< 1 Thessalonicenzen 1 >

1 Paulus en Silvanus en Timotheüs, aan de gemeente der Thessalonikers, in God den Vader en in den Heere Jezus Christus, genade zij ulieden en vrede!
Paul, and Silvanus, and Timothy, to the church of the Thessalonians [which is] in God the Father, and [in] the Lord Jesus Christ: Grace [be] to you, and peace, from God our Father and the Lord Jesus Christ.
2 Wij danken God altijd voor u allen, aan ulieden gedachtig zijnde bij onze gebeden;
We give thanks to God always for you all, making mention of you in our prayers;
3 zonder ophouden gedachtig zijnde aan het werk van uw geloof, en aan den arbeid van uw liefde, en aan de volharding van uw hope op onzen Heere Jezus Christus, voor het aangezicht van onzen God en Vader,
Remembering without ceasing your work of faith, and labor of love, and patience of hope in our Lord Jesus Christ, in the sight of God and our Father;
4 wetende, van God beminde broeders, uw uitverkiezing.
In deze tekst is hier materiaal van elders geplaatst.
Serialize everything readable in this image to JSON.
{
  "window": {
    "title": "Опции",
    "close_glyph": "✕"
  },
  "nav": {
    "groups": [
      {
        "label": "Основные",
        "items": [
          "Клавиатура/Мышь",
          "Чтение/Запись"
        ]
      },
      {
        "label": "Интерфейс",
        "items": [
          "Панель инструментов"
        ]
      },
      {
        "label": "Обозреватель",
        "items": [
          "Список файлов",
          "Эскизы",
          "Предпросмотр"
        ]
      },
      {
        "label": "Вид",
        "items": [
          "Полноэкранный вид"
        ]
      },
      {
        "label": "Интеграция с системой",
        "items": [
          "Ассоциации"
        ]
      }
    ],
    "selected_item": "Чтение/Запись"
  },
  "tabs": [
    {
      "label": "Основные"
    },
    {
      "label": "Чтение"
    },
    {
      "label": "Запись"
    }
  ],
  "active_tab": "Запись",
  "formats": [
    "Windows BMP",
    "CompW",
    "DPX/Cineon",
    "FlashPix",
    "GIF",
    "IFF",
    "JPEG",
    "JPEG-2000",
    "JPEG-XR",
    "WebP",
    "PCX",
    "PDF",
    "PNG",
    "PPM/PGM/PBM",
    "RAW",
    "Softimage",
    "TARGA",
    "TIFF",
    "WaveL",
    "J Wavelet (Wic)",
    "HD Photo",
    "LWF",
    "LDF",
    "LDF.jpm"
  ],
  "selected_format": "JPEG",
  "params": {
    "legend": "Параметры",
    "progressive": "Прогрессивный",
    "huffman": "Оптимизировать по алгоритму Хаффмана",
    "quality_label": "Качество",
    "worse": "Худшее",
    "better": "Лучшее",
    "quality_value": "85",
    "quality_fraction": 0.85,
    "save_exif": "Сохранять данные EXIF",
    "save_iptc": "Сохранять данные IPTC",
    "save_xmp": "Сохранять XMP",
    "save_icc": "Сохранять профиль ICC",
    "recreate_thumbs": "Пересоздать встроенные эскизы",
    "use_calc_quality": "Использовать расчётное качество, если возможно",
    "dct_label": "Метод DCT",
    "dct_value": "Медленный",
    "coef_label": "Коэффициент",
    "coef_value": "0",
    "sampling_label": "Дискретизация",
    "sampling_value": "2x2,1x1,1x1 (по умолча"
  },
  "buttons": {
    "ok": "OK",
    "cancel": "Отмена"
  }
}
Knowing, brethren beloved by God, your election.
5 Want ons Evangelie is tot u gekomen niet alleen in woorden, maar ook in kracht, en in den Heiligen Geest, en met volle overtuiging, gelijk gij weet hoedanig wij onder u geweest zijn om uwentwil.
For our gospel came not to you in word only, but also in power, and in the Holy Spirit, and in much assurance; as ye know what manner of men we were among you for your sake.
6 En gij zijt navolgers geworden van ons en van den Heere, hebbende het woord aangenomen in veel verdrukking, met blijdschap des Heiligen Geestes,
And ye became followers of us, and of the Lord, having received the word in much affliction, with joy of the Holy Spirit:
7 zoodat gij een voorbeeld zijt geworden voor al de geloovigen in Macedonië en in Achaje.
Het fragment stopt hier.